Mark Thomas, a geneticist at University College London, described the scheme as "horrifying". He said that working out a person's ancestry, never mind nationality, from mtDNA was difficult enough and that many companies which claimed to offer such services were peddling junk.

Thomas said: "mtDNA will never have the resolution to specify a country of origin. Many DNA ancestry testing companies have sprung up over the last 10 years, often based on mtDNA, but what they are selling is little better than genetic astrology. Dense genomic SNP data does have some resolution… but not at a very local scale, and with considerable errors.”

The use of isotope testing is even more controversial, with many researchers disputing how far isotope testing can show where people originate from. Observers questioned why the procurement document refers to the "Adam Torso" case - where the body of a teenager found in the Thames was eventually traced back to a small area of Nigeria. But that relied on bone samples rather than teeth and hair, and many of the techniques remain unknown because they were not peer-reviewed or tested in court.
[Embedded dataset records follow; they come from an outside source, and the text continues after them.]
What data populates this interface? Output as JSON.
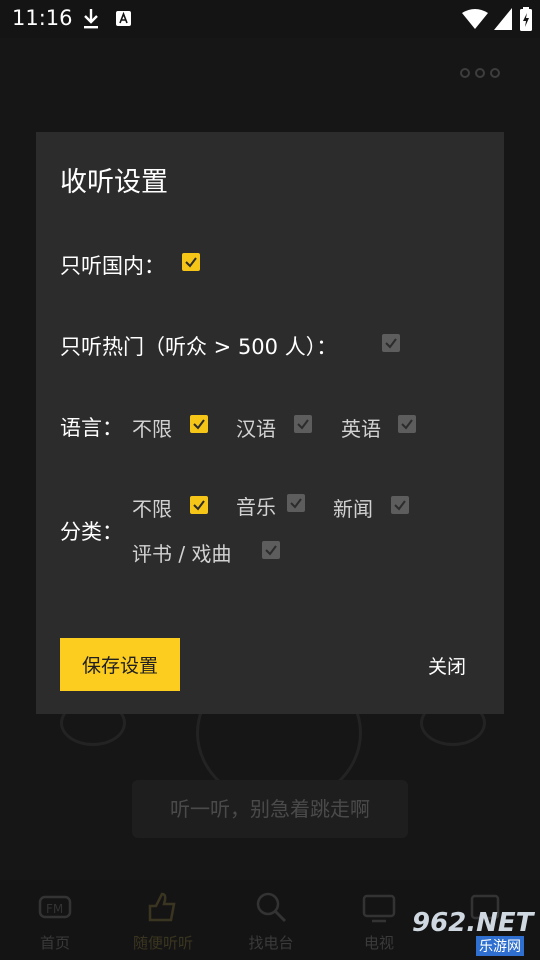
{
  "status_bar": {
    "time": "11:16"
  },
  "dialog": {
    "title": "收听设置",
    "domestic_only": {
      "label": "只听国内：",
      "checked": true
    },
    "popular_only": {
      "label": "只听热门（听众 > 500 人）：",
      "checked": false
    },
    "language": {
      "label": "语言：",
      "options": [
        {
          "label": "不限",
          "checked": true
        },
        {
          "label": "汉语",
          "checked": false
        },
        {
          "label": "英语",
          "checked": false
        }
      ]
    },
    "category": {
      "label": "分类：",
      "options": [
        {
          "label": "不限",
          "checked": true
        },
        {
          "label": "音乐",
          "checked": false
        },
        {
          "label": "新闻",
          "checked": false
        },
        {
          "label": "评书 / 戏曲",
          "checked": false
        }
      ]
    },
    "save_label": "保存设置",
    "close_label": "关闭"
  },
  "background": {
    "tip": "听一听，别急着跳走啊",
    "tabs": [
      {
        "label": "首页",
        "icon": "fm-icon"
      },
      {
        "label": "随便听听",
        "icon": "thumb-icon",
        "active": true
      },
      {
        "label": "找电台",
        "icon": "search-icon"
      },
      {
        "label": "电视",
        "icon": "tv-icon"
      },
      {
        "label": "",
        "icon": "hello-icon"
      }
    ]
  },
  "watermark": {
    "text": "962.NET",
    "sub": "乐游网"
  },
  "colors": {
    "accent": "#fccc1e",
    "dialog_bg": "#2c2c2c",
    "checkbox_off": "#5d5d5d"
  }
}
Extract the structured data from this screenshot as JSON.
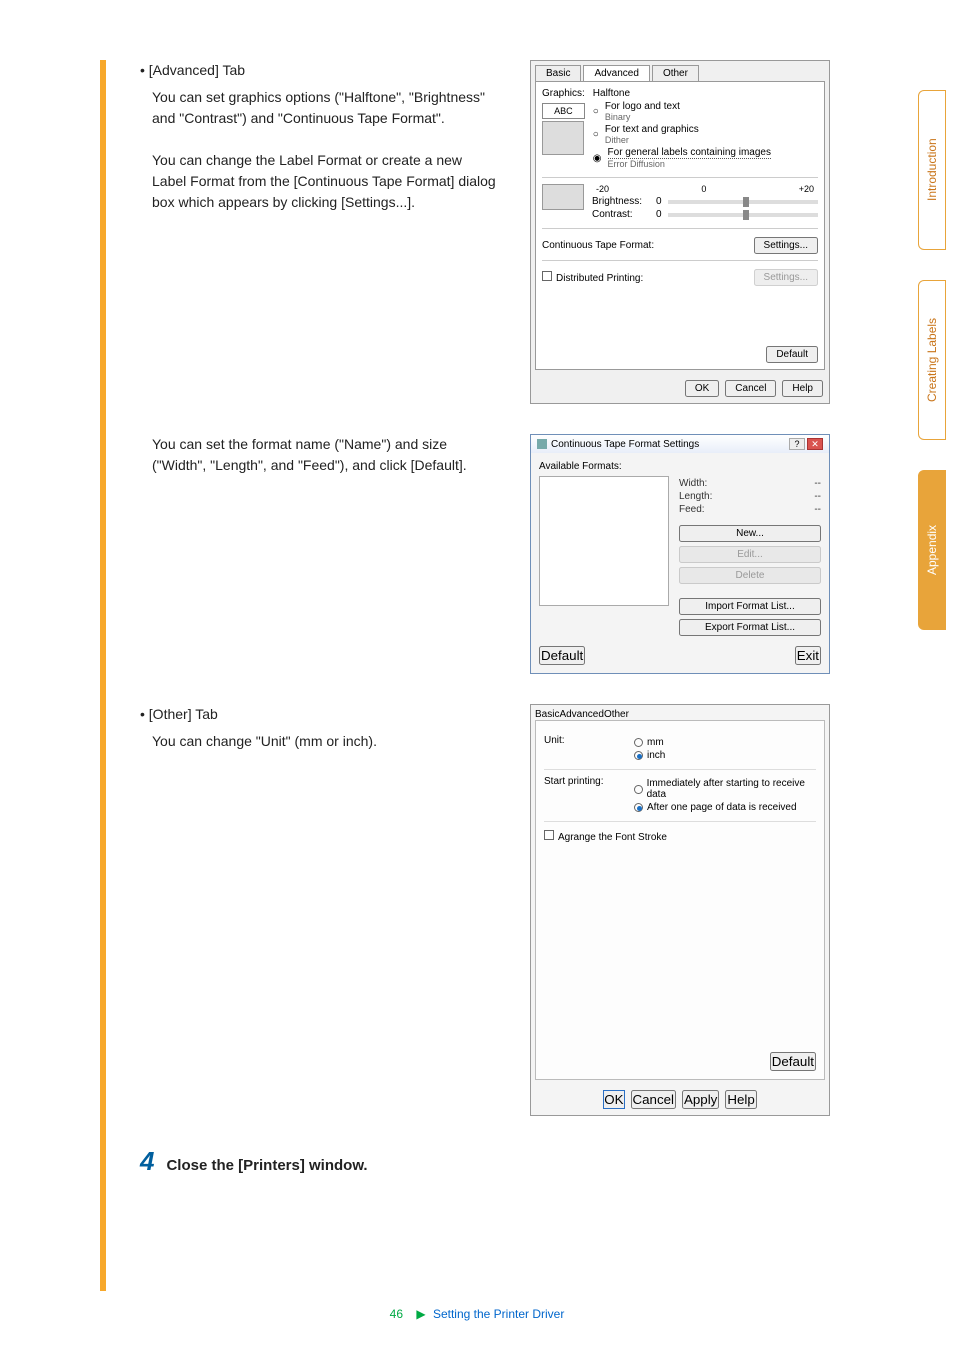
{
  "content": {
    "advanced_tab_title": "• [Advanced] Tab",
    "advanced_p1": "You can set graphics options (\"Halftone\", \"Brightness\" and \"Contrast\") and \"Continuous Tape Format\".",
    "advanced_p2": "You can change the Label Format or create a new Label Format from the [Continuous Tape Format] dialog box which appears by clicking [Settings...].",
    "format_p": "You can set the format name (\"Name\") and size (\"Width\", \"Length\", and \"Feed\"), and click [Default].",
    "other_tab_title": "• [Other] Tab",
    "other_p": "You can change \"Unit\" (mm or inch).",
    "step_num": "4",
    "step_text": "Close the [Printers] window."
  },
  "adv_dialog": {
    "tab_basic": "Basic",
    "tab_advanced": "Advanced",
    "tab_other": "Other",
    "graphics_label": "Graphics:",
    "halftone_group": "Halftone",
    "halftone_opt1": "For logo and text",
    "halftone_opt1_sub": "Binary",
    "halftone_opt2": "For text and graphics",
    "halftone_opt2_sub": "Dither",
    "halftone_opt3": "For general labels containing images",
    "halftone_opt3_sub": "Error Diffusion",
    "brightness_label": "Brightness:",
    "contrast_label": "Contrast:",
    "slider_min": "-20",
    "slider_zero": "0",
    "slider_max": "+20",
    "slider_val": "0",
    "continuous_label": "Continuous Tape Format:",
    "settings_btn": "Settings...",
    "distributed_label": "Distributed Printing:",
    "settings_btn2": "Settings...",
    "default_btn": "Default",
    "ok": "OK",
    "cancel": "Cancel",
    "help": "Help"
  },
  "ctf_dialog": {
    "title": "Continuous Tape Format Settings",
    "available_label": "Available Formats:",
    "width_label": "Width:",
    "length_label": "Length:",
    "feed_label": "Feed:",
    "width_val": "--",
    "length_val": "--",
    "feed_val": "--",
    "new_btn": "New...",
    "edit_btn": "Edit...",
    "delete_btn": "Delete",
    "import_btn": "Import Format List...",
    "export_btn": "Export Format List...",
    "default_btn": "Default",
    "exit_btn": "Exit"
  },
  "other_dialog": {
    "tab_basic": "Basic",
    "tab_advanced": "Advanced",
    "tab_other": "Other",
    "unit_label": "Unit:",
    "unit_mm": "mm",
    "unit_inch": "inch",
    "start_label": "Start printing:",
    "start_opt1": "Immediately after starting to receive data",
    "start_opt2": "After one page of data is received",
    "arrange_label": "Agrange the Font Stroke",
    "default_btn": "Default",
    "ok": "OK",
    "cancel": "Cancel",
    "apply": "Apply",
    "help": "Help"
  },
  "sidebar": {
    "intro": "Introduction",
    "creating": "Creating Labels",
    "appendix": "Appendix"
  },
  "footer": {
    "page": "46",
    "link": "Setting the Printer Driver"
  }
}
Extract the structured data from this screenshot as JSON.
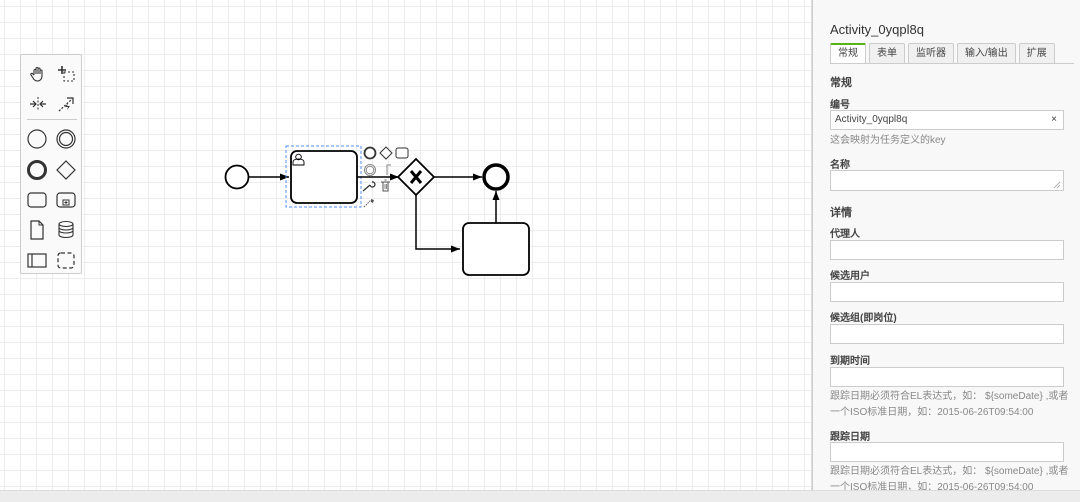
{
  "palette": {
    "tools": [
      {
        "name": "hand-tool-icon"
      },
      {
        "name": "lasso-tool-icon"
      },
      {
        "name": "space-tool-icon"
      },
      {
        "name": "global-connect-tool-icon"
      }
    ],
    "shapes": [
      {
        "name": "start-event-icon"
      },
      {
        "name": "intermediate-event-icon"
      },
      {
        "name": "end-event-icon"
      },
      {
        "name": "gateway-icon"
      },
      {
        "name": "task-icon"
      },
      {
        "name": "subprocess-icon"
      },
      {
        "name": "data-object-icon"
      },
      {
        "name": "data-store-icon"
      },
      {
        "name": "pool-icon"
      },
      {
        "name": "group-icon"
      }
    ]
  },
  "panel": {
    "title": "Activity_0yqpl8q",
    "tabs": [
      "常规",
      "表单",
      "监听器",
      "输入/输出",
      "扩展"
    ],
    "active_tab": "常规",
    "general_section": "常规",
    "id_label": "编号",
    "id_value": "Activity_0yqpl8q",
    "id_clear": "×",
    "id_hint": "这会映射为任务定义的key",
    "name_label": "名称",
    "name_value": "",
    "details_section": "详情",
    "assignee_label": "代理人",
    "candidate_users_label": "候选用户",
    "candidate_groups_label": "候选组(即岗位)",
    "due_date_label": "到期时间",
    "due_date_hint": "跟踪日期必须符合EL表达式，如： ${someDate} ,或者一个ISO标准日期，如：2015-06-26T09:54:00",
    "follow_up_label": "跟踪日期",
    "follow_up_hint": "跟踪日期必须符合EL表达式，如： ${someDate} ,或者一个ISO标准日期，如：2015-06-26T09:54:00"
  },
  "colors": {
    "accent": "#52b415",
    "selection": "#4d90fe",
    "stroke": "#000000"
  }
}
The Home Office declined to offer any further details on the trial or explain which labs are being used - some scientists have questioned the independence and statistical skills of the private labs presumably doing the work.

They did send us the following statement:

Nationality swapping is often used by fraudulent asylum seekers to help prevent their removal. That is why we are continuously looking at new and improved ways to ensure that we can ascertain the correct identity and nationality from every asylum seeker. This pilot scheme will use DNA testing to build up a clearer picture of where a person originates from. This will enable the UK Border Agency to make further enquiries, including language analysis and face to face interviews, to indicate the possible origin of an individual and help successfully return them to their true country more quickly.